Taj saga: Three restaurants in the more badly-damaged palace section of the hotel are due to reopen by the end of November
THE GENERAL manager of Mumbai’s Taj Mahal Palace and Tower hotel, Karambir Singh Kang, still works at the place where his wife and two children were killed.
Neeti Kang, 40, Uday, 12, and five-year-old Samar were among the 31 people who died at the luxury seafront hotel after militants stormed the building on November 26 last year and began shooting.
Kang, 41, who has worked for the Indian Hotels Co. Limited that owns the Taj for 19 years, confronts his past every day when he crosses the polished marble floor of the hotel lobby to his office, near the memorial to those who died.
Working at the place where he lost his family has been “both difficult and rewarding”, he told a reporter in an interview.
“It’s been tough in the way that you have to deal with the memories of whatever has happened, but rewarding when you say you want to carry on and you want to give it your best shot and do the right thing,” he said.
“Sometimes, what you fear the most is what you should face first and try to overcome. You first have to deal with what is in your mind. It’s very easy to run and not everyone can do it.
“But sometimes, I think it’s a gift, that God has given you a chance to live.”During the 60-hour siege at the hotel and after his tragic loss, Kang stayed at his post, working to help save the lives of more than 1,000 guests.
Accommodation manager Amit Mehta said Kang led by example and has inspired the rest of the staff as the hotel tries to get back to normal.
“For us the biggest motivating factor was Mr Kang because he was there with us trying to get things done in spite of what happened,” said Mehta.
Kang refuses to take any credit, instead praising his colleagues for their courage and resilience and paying tribute to the hotel owners and the Tata Group parent company for looking after the families of fallen staff.
Salaries of those killed are being paid indefinitely, while families will receive money to pay for their children’s education from a trust fund set up to help victims of extremism, violence and natural disasters.
A Taj official said Rs30m ($647,000/£388,501) of the Rs90m ($19.2m/11.5m) raised has already been distributed.
The 565-room hotel - a magnet for the rich and famous and an Indian icon for more than a century - partially reopened less than a month after the attacks.
Kang has recently welcomed US Secretary of State Hillary Clinton and former president George W Bush at the hotel he calls the “finest in the world”.
Three restaurants in the more badly-damaged palace section of the hotel are due to reopen by the end of November, while the first guests are due back in renovated rooms and suites by March next year.

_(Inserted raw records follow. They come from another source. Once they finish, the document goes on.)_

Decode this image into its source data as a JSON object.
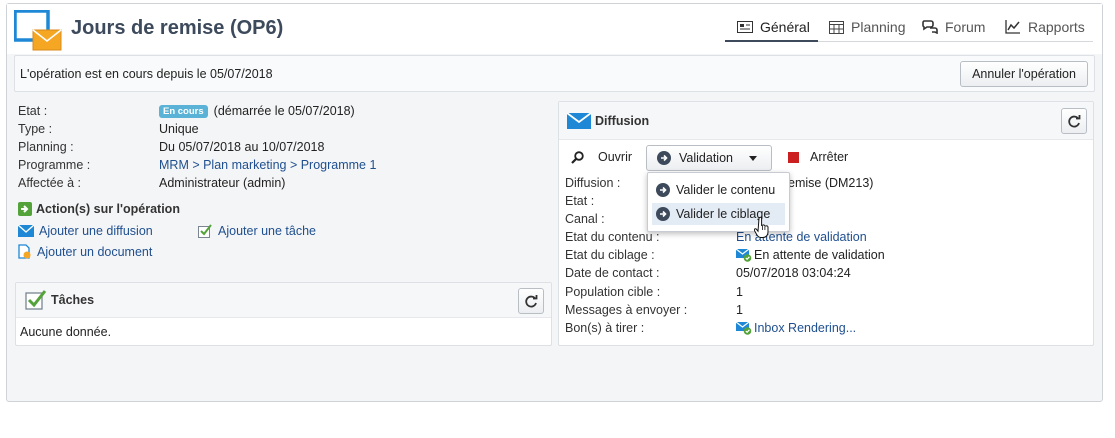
{
  "header": {
    "title": "Jours de remise (OP6)",
    "tabs": [
      {
        "label": "Général",
        "icon": "general-icon",
        "active": true
      },
      {
        "label": "Planning",
        "icon": "calendar-icon"
      },
      {
        "label": "Forum",
        "icon": "forum-icon"
      },
      {
        "label": "Rapports",
        "icon": "chart-icon"
      }
    ]
  },
  "status_bar": {
    "text": "L'opération est en cours depuis le 05/07/2018",
    "cancel_label": "Annuler l'opération"
  },
  "details": {
    "etat_label": "Etat :",
    "etat_badge": "En cours",
    "etat_value": "(démarrée le 05/07/2018)",
    "type_label": "Type :",
    "type_value": "Unique",
    "planning_label": "Planning :",
    "planning_value": "Du 05/07/2018 au 10/07/2018",
    "programme_label": "Programme :",
    "programme_value": "MRM > Plan marketing > Programme 1",
    "affectee_label": "Affectée à :",
    "affectee_value": "Administrateur (admin)"
  },
  "actions": {
    "title": "Action(s) sur l'opération",
    "add_delivery": "Ajouter une diffusion",
    "add_task": "Ajouter une tâche",
    "add_document": "Ajouter un document"
  },
  "tasks": {
    "title": "Tâches",
    "empty": "Aucune donnée."
  },
  "diffusion": {
    "title": "Diffusion",
    "open_label": "Ouvrir",
    "validation_label": "Validation",
    "stop_label": "Arrêter",
    "menu": {
      "item1": "Valider le contenu",
      "item2": "Valider le ciblage",
      "hovered": "item2"
    },
    "rows": {
      "diffusion_label": "Diffusion :",
      "diffusion_value": "emise (DM213)",
      "etat_label": "Etat :",
      "canal_label": "Canal :",
      "etat_contenu_label": "Etat du contenu :",
      "etat_contenu_value": "En attente de validation",
      "etat_ciblage_label": "Etat du ciblage :",
      "etat_ciblage_value": "En attente de validation",
      "date_label": "Date de contact :",
      "date_value": "05/07/2018 03:04:24",
      "population_label": "Population cible :",
      "population_value": "1",
      "messages_label": "Messages à envoyer :",
      "messages_value": "1",
      "bat_label": "Bon(s) à tirer :",
      "bat_value": "Inbox Rendering..."
    }
  },
  "colors": {
    "accent_blue": "#1e88d6",
    "title_dark": "#3d4a5c",
    "link": "#1f4f8f",
    "stop_red": "#cc1f1f",
    "badge": "#5ab3d6",
    "check_green": "#54a33a"
  }
}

He said the first anniversary of the attacks will be difficult for many staff, who have been offered counselling and post-trauma therapy for the last 12 months and no major public event has been planned to mark the day.
“On that day, it will be very sombre. We want to keep it low key. We will just offer prayers and remembrance, just the staff,” he said.
Mehta said the hotel, where prices range from Rs19,500 ($417/£250) to Rs50,000 ($1,071/£6,44) a night, is fully booked on November 26, with many guests who were there last year returning “to show solidarity with the staff and hotel”.
Kang said keeping the memorials low-key and treating the first anniversary like a normal working day would help people come to terms with it.
“You just want to move forward and look ahead. We want to replace that image of the burning flames of the Taj with a message of hope and move on,” he added.